Content Provided by Les Schwab Tire Center
Follow these good driving habits to help you get the most mileage between brake service:
1. Plan Ahead
Instead of stomping on the brakes just before the stop sign, traffic light or turn, slow down well before the stop. Then the engine does some of the work, reducing wear and tear on your brakes. On the highway, lift your foot off the gas pedal as soon as you see brake lights ahead.
2. Use the Right Braking Method in the Mountains
If headed downhill or over the pass on dry pavement, drive in lower gears. Here’s how: Put your vehicle in the gear that allows you to travel at the safe speed when you start down the incline. Then apply the brakes intermittently with light pressure for about five seconds if your car speeds up, so you maintain the right speed. As in #1, this will let the engine do some of the work.
Note: This only slightly increases wear and tear on your engine. In normal driving, the “front face” of the gears and transmission wear down. With this kind of engine braking, the “back face” of the transmission does the work. You rarely engage the back face, so it’s a good trade between transmission and brake wear.
By balancing engine braking and pumping your brakes, you allow your brake system to cool. Riding the brakes down a long hill generates friction (which creates the stopping power you need). It also creates heat as your brake pads are in constant contact with the rotor. The longer the hill, the more friction and heat you generate, and the greater the wear on all brake system components — pads, shoes, fluid, brake calipers, rotors or drums and hoses.
It’s also a safety issue: Too much heat can also heat brake fluid, causing brake pedal fade, right when you need your brakes most.

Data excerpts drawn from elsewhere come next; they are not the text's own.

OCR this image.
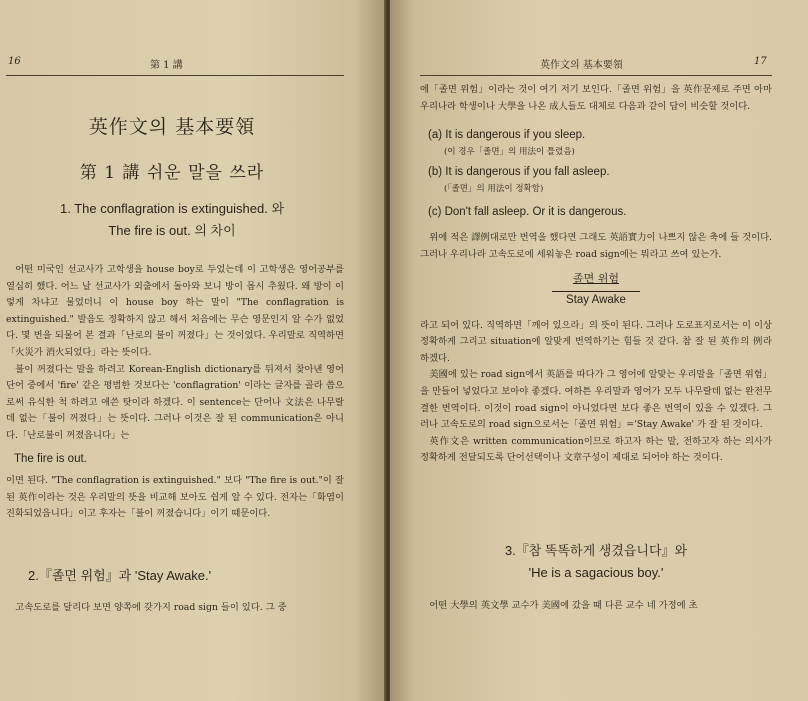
16	第 1 講
英作文의 基本要領
第 1 講 쉬운 말을 쓰라
1. The conflagration is extinguished. 와
The fire is out. 의 차이

어떤 미국인 선교사가 고학생을 house boy로 두었는데 이 고학생은 영어공부를 열심히 했다. 어느 날 선교사가 외출에서 돌아와 보니 방이 몹시 추웠다. 왜 방이 이렇게 차냐고 물었더니 이 house boy 하는 말이 "The conflagration is extinguished." 발음도 정확하지 않고 해서 처음에는 무슨 영문인지 알 수가 없었다. 몇 번을 되물어 본 결과「난로의 불이 꺼졌다」는 것이었다. 우리말로 직역하면「火災가 消火되었다」라는 뜻이다.

불이 꺼졌다는 말을 하려고 Korean-English dictionary를 뒤져서 찾아낸 영어단어 중에서 'fire' 같은 평범한 것보다는 'conflagration' 이라는 글자를 골라 씀으로써 유식한 척 하려고 애쓴 탓이라 하겠다. 이 sentence는 단어나 文法은 나무랄데 없는「불이 꺼졌다」는 뜻이다. 그러나 이것은 잘 된 communication은 아니다.「난로불이 꺼졌읍니다」는

The fire is out.

이면 된다. "The conflagration is extinguished." 보다 "The fire is out."이 잘 된 英作이라는 것은 우리말의 뜻을 비교해 보아도 쉽게 알 수 있다. 전자는「화염이 진화되었읍니다」이고 후자는「불이 꺼졌습니다」이기 때문이다.

2.『졸면 위험』과 'Stay Awake.'

고속도로를 달리다 보면 양쪽에 갖가지 road sign 들이 있다. 그 중

英作文의 基本要領	17

에「졸면 위험」이라는 것이 여기 저기 보인다.「졸면 위험」을 英作문제로 주면 아마 우리나라 학생이나 大學을 나온 成人들도 대체로 다음과 같이 답이 비슷할 것이다.

(a) It is dangerous if you sleep.

(이 경우「졸면」의 用法이 틀렸음)

(b) It is dangerous if you fall asleep.

(「졸면」의 用法이 정확함)

(c) Don't fall asleep. Or it is dangerous.

위에 적은 譯例대로만 번역을 했다면 그래도 英語實力이 나쁘지 않은 축에 들 것이다. 그러나 우리나라 고속도로에 세워놓은 road sign에는 뭐라고 쓰여 있는가.

졸면 위험
Stay Awake

라고 되어 있다. 직역하면「깨어 있으라」의 뜻이 된다. 그러나 도로표지로서는 이 이상 정확하게 그리고 situation에 알맞게 번역하기는 힘들 것 같다. 참 잘 된 英作의 例라 하겠다.

美國에 있는 road sign에서 英語를 따다가 그 영어에 알맞는 우리말을「졸면 위험」을 만들어 넣었다고 보아야 좋겠다. 여하튼 우리말과 영어가 모두 나무랄데 없는 완전무결한 번역이다. 이것이 road sign이 아니었다면 보다 좋은 번역이 있을 수 있겠다. 그러나 고속도로의 road sign으로서는「졸면 위험」='Stay Awake' 가 잘 된 것이다.

英作文은 written communication이므로 하고자 하는 말, 전하고자 하는 의사가 정확하게 전달되도록 단어선택이나 文章구성이 제대로 되어야 하는 것이다.

3.『참 똑똑하게 생겼읍니다』와
'He is a sagacious boy.'

어떤 大學의 英文學 교수가 美國에 갔을 때 다른 교수 네 가정에 초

Don’t use this technique when you are driving downhill in icy or slick conditions. Start at the top of the hill as slowly as possible and double the distance you’d normally give between you and the driver ahead. Assuming you’re driving a passenger vehicle (not a big rig), leave your auto in normal drive gear and use light, steady pressure on the brake pedal to maintain the right speed.
This allows your antilock braking system (ABS) to kick in instantly if you lose traction. When you use your engine for braking by downshifting, only your drive tires slow the car. (Your drive tires are the front two in a front-wheel-drive auto, back tires in a rear-wheel drive, and all tires if you’re driving an AWD or 4WD vehicle). If the drive tires lose traction and your car starts to slide, the ABS won’t engage and you can lose control.
If you use the brakes instead, the ABS is ready to engage. ABS maintains traction by making sure all four tires slow at the same rate when you apply the brakes. You’ll minimize fishtailing and be able to steer in the proper direction. (Read more about how ABS works.)
3. Follow the Three-second Rule
Pick a stationary object even with the car in front of you — a sign, a building, or a side road all work well. Then count to three. If you pass that object before you get to three, you need to back off and leave more space.
Remember driver’s ed? It was all about defensive driving and safe following distance. This style of driving is not only safest; it’s the easiest on your brake system. Stop-and-go traffic puts high demands on your brakes and decreases brake pad life. You can reduce the wear on your brakes by leaving enough space between you and the car ahead so you don't have to tap the brakes as often.
Save Your Brakes: Drive Smart
Brake pads, shoes, drums and brake rotors will eventually need service for regular wear and tear. Be sure to follow your owner's manual guidelines. If you think something’s wrong with your brakes, or one of your dashboard brake indicators is lit up, don’t wait to get your brakes checked.
Bottom line: Drive defensively, drive smart, and you’ll extend the life of your brakes.